Economic rebound at least a year away
U.S. economy likely won't improve until summer 2009, with more layoffs and higher inflation looming, according to a survey of CFOs.
NEW YORK (CNNMoney.com) -- Economic woes are expected to continue until at least mid-2009, and things may get worse before they get better, according to a quarterly survey of chief financial officers.
The quarterly Duke University/CFO Magazine Global Business Outlook study found 71% of more than 1,000 CFOs surveyed said the U.S. economy will not begin to rebound until 2009. And 54% think the turnaround will happen by next summer at the earliest.
"This could be the longest slowdown since the double dip recession of 1979-81," said John Graham, director of the survey.
There was some positive news from the survey: Overall, optimism rose slightly from the previous quarter.
Still, financial chiefs from a broad range of public and private companies hold a grim view of the economy and attribute their pessimism to a tough jobs market and rising inflation. Weak consumer demand and high fuel costs also topped their concerns.
CFOs said difficulty in attracting and retaining high quality employees is their the top concern, followed by the difficulty of planning in the uncertain economic environment. Accordingly, they expect employment to fall another 0.2% in the next 12 months.
A net 324,000 jobs have already been lost in 2008, the worst start to a year since 2002, when the U.S. economy was just coming out of the last recession.
As the economy sheds more and more jobs, businesses said they are increasingly worried about the fallout of rising prices and mounting layoffs.
With soaring fuel and food prices, 45% of companies said they have passed along rising costs to customers in the form of higher prices.

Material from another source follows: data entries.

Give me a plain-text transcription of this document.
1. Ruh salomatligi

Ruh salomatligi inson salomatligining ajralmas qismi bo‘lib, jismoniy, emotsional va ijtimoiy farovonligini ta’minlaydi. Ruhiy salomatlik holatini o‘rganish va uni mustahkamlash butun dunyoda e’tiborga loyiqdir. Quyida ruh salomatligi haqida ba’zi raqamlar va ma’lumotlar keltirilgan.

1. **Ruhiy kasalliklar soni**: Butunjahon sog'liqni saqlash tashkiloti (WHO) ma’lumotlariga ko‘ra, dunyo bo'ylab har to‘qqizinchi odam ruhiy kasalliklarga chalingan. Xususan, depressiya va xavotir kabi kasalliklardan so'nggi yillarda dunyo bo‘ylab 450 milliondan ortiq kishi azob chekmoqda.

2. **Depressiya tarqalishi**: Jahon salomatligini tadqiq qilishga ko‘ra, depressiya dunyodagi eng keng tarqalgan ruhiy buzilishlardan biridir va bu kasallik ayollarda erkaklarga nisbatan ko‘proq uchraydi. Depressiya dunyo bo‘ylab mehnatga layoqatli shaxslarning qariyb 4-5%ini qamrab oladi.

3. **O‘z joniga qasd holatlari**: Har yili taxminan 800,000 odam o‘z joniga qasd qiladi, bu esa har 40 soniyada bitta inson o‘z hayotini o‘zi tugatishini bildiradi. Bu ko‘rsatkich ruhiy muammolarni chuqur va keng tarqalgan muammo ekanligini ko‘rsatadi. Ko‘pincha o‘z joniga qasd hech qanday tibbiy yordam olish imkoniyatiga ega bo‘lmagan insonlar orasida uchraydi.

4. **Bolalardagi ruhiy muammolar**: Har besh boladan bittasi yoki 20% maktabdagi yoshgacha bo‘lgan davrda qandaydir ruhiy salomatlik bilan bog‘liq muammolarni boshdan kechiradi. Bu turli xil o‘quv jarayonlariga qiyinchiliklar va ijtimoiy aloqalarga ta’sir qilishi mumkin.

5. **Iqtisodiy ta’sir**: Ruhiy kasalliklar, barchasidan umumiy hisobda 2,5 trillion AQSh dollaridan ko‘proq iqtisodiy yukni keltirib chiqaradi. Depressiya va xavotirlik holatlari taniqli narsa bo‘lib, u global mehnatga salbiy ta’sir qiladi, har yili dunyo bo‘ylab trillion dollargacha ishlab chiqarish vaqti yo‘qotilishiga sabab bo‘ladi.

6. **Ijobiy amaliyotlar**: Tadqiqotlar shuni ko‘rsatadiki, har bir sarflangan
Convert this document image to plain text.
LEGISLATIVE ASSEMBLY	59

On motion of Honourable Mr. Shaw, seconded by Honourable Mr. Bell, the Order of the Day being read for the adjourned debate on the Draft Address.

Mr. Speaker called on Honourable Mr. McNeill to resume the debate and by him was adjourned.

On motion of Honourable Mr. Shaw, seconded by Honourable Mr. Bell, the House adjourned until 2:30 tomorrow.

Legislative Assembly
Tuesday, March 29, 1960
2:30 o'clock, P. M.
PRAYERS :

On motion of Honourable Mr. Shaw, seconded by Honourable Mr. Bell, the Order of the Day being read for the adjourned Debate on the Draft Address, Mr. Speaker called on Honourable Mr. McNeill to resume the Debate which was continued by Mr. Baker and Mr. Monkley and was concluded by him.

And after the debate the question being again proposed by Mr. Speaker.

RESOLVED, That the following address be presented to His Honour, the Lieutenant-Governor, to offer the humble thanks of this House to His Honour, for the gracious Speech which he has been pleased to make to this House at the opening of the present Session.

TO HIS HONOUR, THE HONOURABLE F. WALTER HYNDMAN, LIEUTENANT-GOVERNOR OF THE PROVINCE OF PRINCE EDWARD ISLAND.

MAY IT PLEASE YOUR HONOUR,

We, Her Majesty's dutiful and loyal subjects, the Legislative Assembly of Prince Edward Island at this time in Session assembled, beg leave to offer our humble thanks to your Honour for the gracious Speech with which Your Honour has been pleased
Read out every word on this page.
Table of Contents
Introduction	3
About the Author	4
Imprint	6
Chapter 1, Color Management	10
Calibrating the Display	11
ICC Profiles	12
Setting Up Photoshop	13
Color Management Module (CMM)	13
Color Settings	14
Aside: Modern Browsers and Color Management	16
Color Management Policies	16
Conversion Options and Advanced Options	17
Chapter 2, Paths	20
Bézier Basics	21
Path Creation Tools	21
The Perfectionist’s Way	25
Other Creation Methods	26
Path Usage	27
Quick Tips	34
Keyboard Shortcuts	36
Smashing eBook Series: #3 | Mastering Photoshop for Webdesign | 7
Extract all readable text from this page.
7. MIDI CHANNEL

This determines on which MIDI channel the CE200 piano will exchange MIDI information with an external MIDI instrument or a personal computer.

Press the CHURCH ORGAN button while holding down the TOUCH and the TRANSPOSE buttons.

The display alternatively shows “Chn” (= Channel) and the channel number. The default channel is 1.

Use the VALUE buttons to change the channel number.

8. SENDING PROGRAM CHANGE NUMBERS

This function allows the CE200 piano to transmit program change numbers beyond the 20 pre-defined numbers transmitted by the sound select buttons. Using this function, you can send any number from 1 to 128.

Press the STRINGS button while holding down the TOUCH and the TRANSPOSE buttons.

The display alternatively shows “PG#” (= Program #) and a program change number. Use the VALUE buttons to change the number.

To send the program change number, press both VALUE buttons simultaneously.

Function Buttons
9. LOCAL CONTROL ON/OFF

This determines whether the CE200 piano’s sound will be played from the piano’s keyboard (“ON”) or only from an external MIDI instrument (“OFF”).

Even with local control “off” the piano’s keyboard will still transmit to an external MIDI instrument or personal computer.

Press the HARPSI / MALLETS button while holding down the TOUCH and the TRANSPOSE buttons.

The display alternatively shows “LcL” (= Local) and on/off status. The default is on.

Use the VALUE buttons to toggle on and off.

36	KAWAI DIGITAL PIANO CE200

"In recent years, U.S. companies have largely shrugged off increasing fuel costs," said Kate O'Sullivan of CFO Magazine. "For the first time in the history of our survey, fuel costs are tied as the top corporate concern, and ... a majority of companies tell us they have taken explicit actions in response to increased fuel costs."
That may exacerbate inflationary pressures, as only a quarter of the businesses concerned about rising prices said they will absorb those costs by cutting into profit margins. As a result, the surveyed CFOs said they are forecasting prices to increase by 4.1% by the same point a year from now.
"Rising fuel costs are seeping into the overall price level, contributing to inflationary expectations of over 4%," O'Sullivan noted.
Despite its gloomy findings, the survey suggests that CFOs are starting to feel better about the economic outlook. Pessimists outnumbered optimists by 8 to 1 in the past two quarters, but that ratio has improved to about 3 to 1.
"For the last several quarters, CFOs reported bad news and more bad news," said Campbell Harvey, the survey's founder. "This quarter, we're seeing bad news with a little bit of good news."
Harvey said the improved ratio potentially indicates stabilization. But he warned that the worst is still not over, and encouraged the Federal Reserve not to raise its key funds rate just yet.
"This is not the time to cut off the meds," he said.